Decision-Making in Autonomous Driving using Reinforcement Learning

Sammanfattning: The main topic of this thesis is tactical decision-making for autonomous driving. An autonomous vehicle must be able to handle a diverse set of environments and traffic situations, which makes it hard to manually specify a suitable behavior for every possible scenario. Therefore, learning-based strategies are considered in this thesis, which introduces different approaches based on reinforcement learning (RL). A general decision-making agent, derived from the Deep Q-Network (DQN) algorithm, is proposed.
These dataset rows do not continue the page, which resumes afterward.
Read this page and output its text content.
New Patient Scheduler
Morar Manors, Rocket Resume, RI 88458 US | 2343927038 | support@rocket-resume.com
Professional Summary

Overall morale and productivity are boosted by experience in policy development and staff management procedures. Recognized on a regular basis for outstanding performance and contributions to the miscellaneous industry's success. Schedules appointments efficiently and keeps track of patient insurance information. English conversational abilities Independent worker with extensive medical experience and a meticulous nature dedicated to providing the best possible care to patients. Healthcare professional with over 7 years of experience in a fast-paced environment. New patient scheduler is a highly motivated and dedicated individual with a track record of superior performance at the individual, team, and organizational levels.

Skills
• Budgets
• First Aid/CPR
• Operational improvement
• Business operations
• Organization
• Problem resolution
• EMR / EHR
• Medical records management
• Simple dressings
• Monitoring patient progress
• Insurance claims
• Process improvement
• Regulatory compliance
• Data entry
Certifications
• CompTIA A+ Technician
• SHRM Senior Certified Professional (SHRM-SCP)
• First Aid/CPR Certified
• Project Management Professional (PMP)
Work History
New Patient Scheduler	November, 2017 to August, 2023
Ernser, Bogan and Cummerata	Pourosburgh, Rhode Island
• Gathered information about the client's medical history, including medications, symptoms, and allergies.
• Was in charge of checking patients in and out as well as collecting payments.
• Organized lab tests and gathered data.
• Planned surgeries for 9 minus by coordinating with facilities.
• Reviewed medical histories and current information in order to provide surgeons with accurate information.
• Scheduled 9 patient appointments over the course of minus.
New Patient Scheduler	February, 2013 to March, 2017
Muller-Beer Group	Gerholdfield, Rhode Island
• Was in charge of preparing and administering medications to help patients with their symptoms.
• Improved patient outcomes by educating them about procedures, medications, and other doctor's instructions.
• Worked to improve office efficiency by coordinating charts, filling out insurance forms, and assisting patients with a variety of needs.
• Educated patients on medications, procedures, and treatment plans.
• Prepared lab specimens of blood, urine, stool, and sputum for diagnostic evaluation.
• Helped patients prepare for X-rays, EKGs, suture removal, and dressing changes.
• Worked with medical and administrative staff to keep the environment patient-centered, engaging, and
With few modifications, this method can be applied to different driving environments, which is demonstrated for various simulated highway and intersection scenarios. A more sample efficient agent can be obtained by incorporating more domain knowledge, which is explored by combining planning and learning in the form of Monte Carlo tree search and RL. In different highway scenarios, the combined method outperforms using either a planning or a learning-based strategy separately, while requiring an order of magnitude fewer training samples than the DQN method. A drawback of many learning-based approaches is that they create black-box solutions, which do not indicate the confidence of the agent's decisions. Therefore, the Ensemble Quantile Networks (EQN) method is introduced, which combines distributional RL with an ensemble approach, to provide an estimate of both the aleatoric and the epistemic uncertainty of each decision. The results show that the EQN method can balance risk and time efficiency in different occluded intersection scenarios, while also identifying situations that the agent has not been trained for. Thereby, the agent can avoid making unfounded, potentially dangerous, decisions outside of the training distribution. Finally, this thesis introduces a neural network architecture that is invariant to permutations of the order in which surrounding vehicles are listed. This architecture improves the sample efficiency of the agent by the factorial of the number of surrounding vehicles.